6 Das angerufene Gericht hat Ihnen daher drei Fragen nach der Auslegung der Artikel 7 und 48 Absätze 2 und 4 EWG-Vertrag zur Vorabentscheidung vorgelegt.

7 Meines Erachtens bedarf es jedoch zur Entscheidung des Ausgangsrechtsstreits nicht der Auslegung von Gemeinschaftsrecht durch den Gerichtshof.

8 Nach ständiger Rechtsprechung können nämlich

die Vorschriften des EWG-Vertrags über die Freizügigkeit der Arbeitnehmer und die zu ihrer Durchführung erlassene Regelung nicht auf Sachverhalte angewandt werden ..., die keinerlei Berührungspunkte mit irgendeinem der Sachverhalte aufweisen, auf die das Gemeinschaftsrecht abstellt.

Dies ist sicherlich bei Arbeitnehmern der Fall, die niemals das Recht auf Freizügigkeit innerhalb der Gemeinschaft ausgeübt haben.

9 Zwar hindert nichts den Kläger, der deutscher Staatsangehöriger ist, sich gegenüber seinem Heimatstaat auf die Artikel 7 und 48 EWG-Vertrag zu berufen, doch bleibt die Tatsache, daß er niemals von seinem Recht auf Freizügigkeit Gebrauch gemacht und z. B. nie in einem anderen Mitgliedstaat der Gemeinschaft gearbeitet, eine Ausbildung durchlaufen oder ein Diplom erworben hat. Auf einen rein internen Sachverhalt können die Vertragsbestimmungen über die Freizügigkeit der Arbeitnehmer keine Anwendung finden. Was die Lehre mit dem Ausdruck umgekehrte Diskriminierung bezeichnet, läßt sich folglich nicht an den Grundsätzen des Gemeinschaftsrechts messen.

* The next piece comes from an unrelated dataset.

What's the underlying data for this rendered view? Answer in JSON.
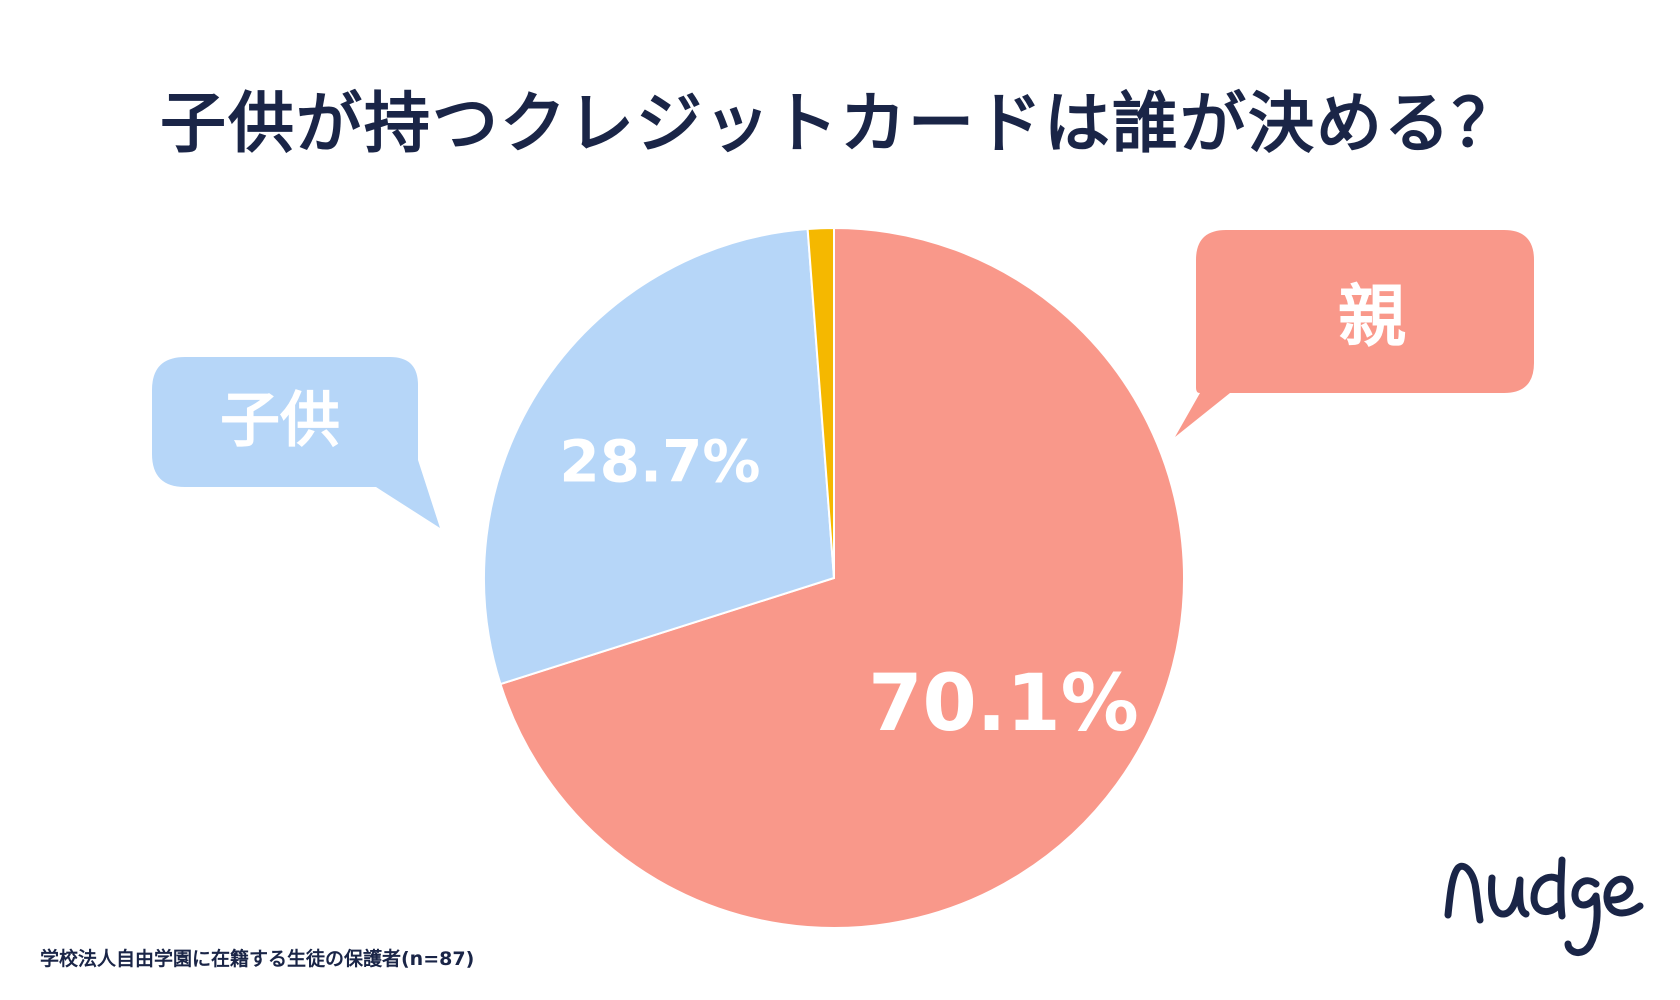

10 Somit ist auch Artikel 7 EWG-Vertrag hier nicht anwendbar, da er die Diskriminierung aus Gründen der Staatsangehörigkeit nur im Anwendungsbereich des Vertrags selbst verbietet. Zudem kann nach Ihrer Rechtsprechung Artikel 7

autonom nur auf durch das Gemeinschaftsrecht geregelte Fallgestaltungen angewendet werden, für die der Vertrag keine besonderen Diskriminierungsverbote vorsieht.

Artikel 48 Absatz 2 konkretisiert aber für den Bereich der Freizügigkeit der Arbeitnehmer dieses Verbot der Diskriminierung aus Gründen der Staatsangehörigkeit.

11 Ich beantrage daher, wie folgt für Recht zu erkennen:

Die Artikel 7 und 48 EWG-Vertrag und die zu ihrer Durchführung erlassenen Bestimmungen finden keine Anwendung auf Sachverhalte, die einen Mitgliedstaat rein intern betreffen, wie den eines Staatsangehörigen eines Mitgliedstaats, der niemals in einem anderen Mitgliedstaat gewohnt, gearbeitet, eine Ausbildung durchlaufen oder eine Qualifikation erworben hat.